Es wurde langsam Dunkel und unten auf der Erde ging in den ersten Häusern das Licht an. Ein kleiner Junge namens Hans lag mit hohem Fieber im Bett und durch einen starken Sturm war im ganzen Haus der Strom ausgefallen. Ausgerechnet Hans, der solche Angst vor der Dunkelheit hatte, war der kleine Junge, für den unser putzfaules Sternchen leuchten sollte. Hans war ein sehr fleißiger Junge, denn seid Vater gestorben war, ging er Mutter zur Hand, wo er nur konnte. Doch jetzt war er krank und lag ganz allein im Dunkeln in seinem Bettchen.

Davon wusste aber unser kleines Sternchen nichts. Es war ja so sehr mit Spielen beschäftigt gewesen. Doch nun war es für alle Sternchen Zeit, ihre frisch geputzten Strahlen zu präsentieren. Der alte Mond zog genüsslich an seiner Pfeife und schaute sich kritisch seine Sternchen an. Das schmutzige kleine Sternchen versuchte, sich hinter seinen Freunden zu verstecken, doch der Mond übersah es natürlich nicht.

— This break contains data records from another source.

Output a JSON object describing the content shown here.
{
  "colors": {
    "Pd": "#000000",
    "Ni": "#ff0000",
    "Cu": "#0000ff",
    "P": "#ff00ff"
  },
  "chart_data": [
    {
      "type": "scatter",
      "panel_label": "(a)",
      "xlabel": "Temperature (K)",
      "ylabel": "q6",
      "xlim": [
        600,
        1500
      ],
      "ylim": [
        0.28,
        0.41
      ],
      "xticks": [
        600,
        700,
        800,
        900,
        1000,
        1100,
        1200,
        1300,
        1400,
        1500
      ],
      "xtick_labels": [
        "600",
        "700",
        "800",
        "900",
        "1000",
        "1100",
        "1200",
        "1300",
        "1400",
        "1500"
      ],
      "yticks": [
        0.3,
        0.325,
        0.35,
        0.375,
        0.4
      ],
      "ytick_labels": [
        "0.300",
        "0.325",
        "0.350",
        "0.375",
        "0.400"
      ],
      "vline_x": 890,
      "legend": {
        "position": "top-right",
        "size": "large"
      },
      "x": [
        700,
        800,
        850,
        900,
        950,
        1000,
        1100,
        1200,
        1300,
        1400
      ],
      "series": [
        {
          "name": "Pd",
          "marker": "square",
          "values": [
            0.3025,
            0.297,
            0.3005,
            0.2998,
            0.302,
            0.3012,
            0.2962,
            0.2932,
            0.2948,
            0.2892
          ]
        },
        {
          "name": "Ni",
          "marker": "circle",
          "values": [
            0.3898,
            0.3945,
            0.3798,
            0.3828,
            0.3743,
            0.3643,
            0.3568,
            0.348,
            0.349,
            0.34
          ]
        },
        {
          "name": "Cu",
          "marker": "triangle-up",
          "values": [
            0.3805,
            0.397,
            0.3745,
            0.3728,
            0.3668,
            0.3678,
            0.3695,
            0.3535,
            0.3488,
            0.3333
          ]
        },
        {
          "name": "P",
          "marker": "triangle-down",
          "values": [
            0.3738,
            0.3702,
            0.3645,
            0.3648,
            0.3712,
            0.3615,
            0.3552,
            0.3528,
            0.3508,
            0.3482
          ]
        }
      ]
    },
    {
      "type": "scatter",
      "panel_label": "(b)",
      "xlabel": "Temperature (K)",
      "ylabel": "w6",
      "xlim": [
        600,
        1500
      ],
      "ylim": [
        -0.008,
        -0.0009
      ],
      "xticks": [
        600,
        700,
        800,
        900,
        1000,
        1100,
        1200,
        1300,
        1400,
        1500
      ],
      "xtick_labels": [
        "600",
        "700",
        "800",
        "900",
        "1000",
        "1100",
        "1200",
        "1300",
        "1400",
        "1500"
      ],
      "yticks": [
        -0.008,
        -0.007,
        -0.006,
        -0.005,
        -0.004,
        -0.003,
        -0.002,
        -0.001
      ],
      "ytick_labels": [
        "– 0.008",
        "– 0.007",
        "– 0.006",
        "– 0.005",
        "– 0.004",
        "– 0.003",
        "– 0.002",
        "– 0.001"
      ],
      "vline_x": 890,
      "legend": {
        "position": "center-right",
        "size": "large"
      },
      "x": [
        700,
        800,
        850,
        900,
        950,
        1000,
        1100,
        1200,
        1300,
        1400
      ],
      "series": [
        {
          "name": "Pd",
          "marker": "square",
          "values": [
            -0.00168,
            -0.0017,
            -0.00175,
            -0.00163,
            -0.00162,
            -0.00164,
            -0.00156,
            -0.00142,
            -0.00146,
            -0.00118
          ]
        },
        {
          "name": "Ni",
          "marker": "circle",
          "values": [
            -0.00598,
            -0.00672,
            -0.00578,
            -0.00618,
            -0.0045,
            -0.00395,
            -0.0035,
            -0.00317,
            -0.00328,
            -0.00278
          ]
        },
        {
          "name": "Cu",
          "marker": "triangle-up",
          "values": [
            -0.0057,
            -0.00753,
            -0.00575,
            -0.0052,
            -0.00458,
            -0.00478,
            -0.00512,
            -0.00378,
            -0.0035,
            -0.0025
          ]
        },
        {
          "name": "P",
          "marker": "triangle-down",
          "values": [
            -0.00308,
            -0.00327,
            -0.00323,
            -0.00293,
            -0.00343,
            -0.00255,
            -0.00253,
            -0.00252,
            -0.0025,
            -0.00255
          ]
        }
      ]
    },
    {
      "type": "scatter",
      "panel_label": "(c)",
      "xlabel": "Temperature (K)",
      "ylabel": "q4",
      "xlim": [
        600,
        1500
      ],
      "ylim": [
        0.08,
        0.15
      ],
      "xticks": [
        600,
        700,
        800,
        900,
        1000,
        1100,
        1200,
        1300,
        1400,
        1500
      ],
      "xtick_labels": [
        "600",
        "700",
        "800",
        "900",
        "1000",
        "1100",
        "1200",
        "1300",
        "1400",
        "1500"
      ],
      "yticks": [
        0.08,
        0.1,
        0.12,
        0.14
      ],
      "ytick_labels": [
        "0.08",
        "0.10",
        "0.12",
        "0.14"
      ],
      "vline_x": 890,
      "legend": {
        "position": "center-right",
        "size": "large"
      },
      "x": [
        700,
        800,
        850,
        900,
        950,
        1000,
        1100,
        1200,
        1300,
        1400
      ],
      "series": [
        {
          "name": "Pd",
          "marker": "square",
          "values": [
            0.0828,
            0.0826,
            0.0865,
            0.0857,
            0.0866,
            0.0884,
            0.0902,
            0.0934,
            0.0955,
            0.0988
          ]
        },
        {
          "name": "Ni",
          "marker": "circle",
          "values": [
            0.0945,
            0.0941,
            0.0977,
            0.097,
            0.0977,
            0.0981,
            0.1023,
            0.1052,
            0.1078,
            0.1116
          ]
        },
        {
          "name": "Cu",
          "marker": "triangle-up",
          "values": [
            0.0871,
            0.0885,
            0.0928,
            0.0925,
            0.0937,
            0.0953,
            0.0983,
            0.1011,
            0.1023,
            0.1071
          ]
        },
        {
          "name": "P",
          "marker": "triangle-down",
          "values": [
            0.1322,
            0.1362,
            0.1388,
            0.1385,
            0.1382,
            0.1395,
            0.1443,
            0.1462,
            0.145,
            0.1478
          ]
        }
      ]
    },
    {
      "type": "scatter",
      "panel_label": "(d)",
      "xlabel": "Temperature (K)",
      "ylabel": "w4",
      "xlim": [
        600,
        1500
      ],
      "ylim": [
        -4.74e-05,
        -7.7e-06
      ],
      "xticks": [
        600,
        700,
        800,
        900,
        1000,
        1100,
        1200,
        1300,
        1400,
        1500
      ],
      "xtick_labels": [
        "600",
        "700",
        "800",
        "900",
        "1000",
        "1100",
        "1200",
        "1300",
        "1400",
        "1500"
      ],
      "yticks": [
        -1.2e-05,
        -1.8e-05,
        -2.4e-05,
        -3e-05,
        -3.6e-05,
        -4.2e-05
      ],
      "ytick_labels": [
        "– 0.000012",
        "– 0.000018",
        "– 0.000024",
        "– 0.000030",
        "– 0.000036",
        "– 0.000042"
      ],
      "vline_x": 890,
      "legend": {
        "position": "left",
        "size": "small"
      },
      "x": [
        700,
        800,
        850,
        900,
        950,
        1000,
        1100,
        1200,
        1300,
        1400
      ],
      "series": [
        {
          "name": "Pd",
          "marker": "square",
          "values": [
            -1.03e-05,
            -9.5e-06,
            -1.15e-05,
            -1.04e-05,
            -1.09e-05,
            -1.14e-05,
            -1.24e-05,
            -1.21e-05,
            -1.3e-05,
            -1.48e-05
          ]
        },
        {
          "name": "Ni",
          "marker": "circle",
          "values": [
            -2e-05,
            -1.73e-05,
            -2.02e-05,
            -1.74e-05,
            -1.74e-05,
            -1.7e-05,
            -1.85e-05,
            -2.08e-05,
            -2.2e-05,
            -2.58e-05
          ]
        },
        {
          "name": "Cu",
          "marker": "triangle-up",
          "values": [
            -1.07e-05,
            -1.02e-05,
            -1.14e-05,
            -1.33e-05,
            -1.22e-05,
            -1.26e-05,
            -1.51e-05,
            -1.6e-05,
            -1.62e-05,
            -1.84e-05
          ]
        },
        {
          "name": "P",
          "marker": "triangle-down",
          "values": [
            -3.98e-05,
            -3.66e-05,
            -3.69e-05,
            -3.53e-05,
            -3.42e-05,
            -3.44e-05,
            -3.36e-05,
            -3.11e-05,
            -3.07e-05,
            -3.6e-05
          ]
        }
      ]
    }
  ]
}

Sein Blick fiel sofort auf unseren kleinen Faulpelz.
"Warum hast du deine Strahlen nicht geputzt?", fragte er, und das Sternchen wagte nicht, ihn anzusehen.
"Ich habe es beim Spielen vergessen", murmelte es leise.
Da wurde der Mond aber sehr zornig und rief ein Engelchen.
"Nimm den kleinen Tunichtgut und fliege zur Erde, damit er sieht was er angerichtet hat!", bat er den Engel.
Unten angekommen sah der kleine Stern den kranken Hans im Bett liegen und sehnsüchtig in die Sterne schauen.
"Mutter, warum ist es so dunkel?", fragte er. "Wo ist denn bloß mein Sternchen?"
Suchend streifte sein Blick über den Nachthimmel und er weinte leise vor sich hin. Das kleine Sternchen war den Tränen nahe und flüsterte immer wieder: "Hier bin ich doch, genau vor deinem Fenster!". Aber seine Strahlen waren so schmutzig und blass, dass Hans es nicht sehen konnte. Traurig flog das Sternchen mit dem Engel zurück in den Himmel. Dort wartete schon der Mond. Vorwurfsvoll fragte er: "Nun, hast du begriffen, dass jeder hier im Universum seine Pflichten hat? Hast du verstanden, wie wichtig es ist, dass einer für den anderen da ist? Alles kann nur funktionieren, wenn jeder hier seinen Pflichten nachkommt. Sieh dir die Vögel an und die Blumen, die Käfer und die Regenwürmer. Jeder hat seine Aufgabe und einer ist ohne den anderen hilflos!"
Aber der kleine Stern hatte längst begriffen. Rasch sauste er los und putzte und schrubbte seine Strahlen blitzeblank, damit er die Dunkelheit für den kleinen Hans vertreiben konnte. Und von diesem Tag an vergaß das Sternchen nie wieder, seine Strahlen zu putzen.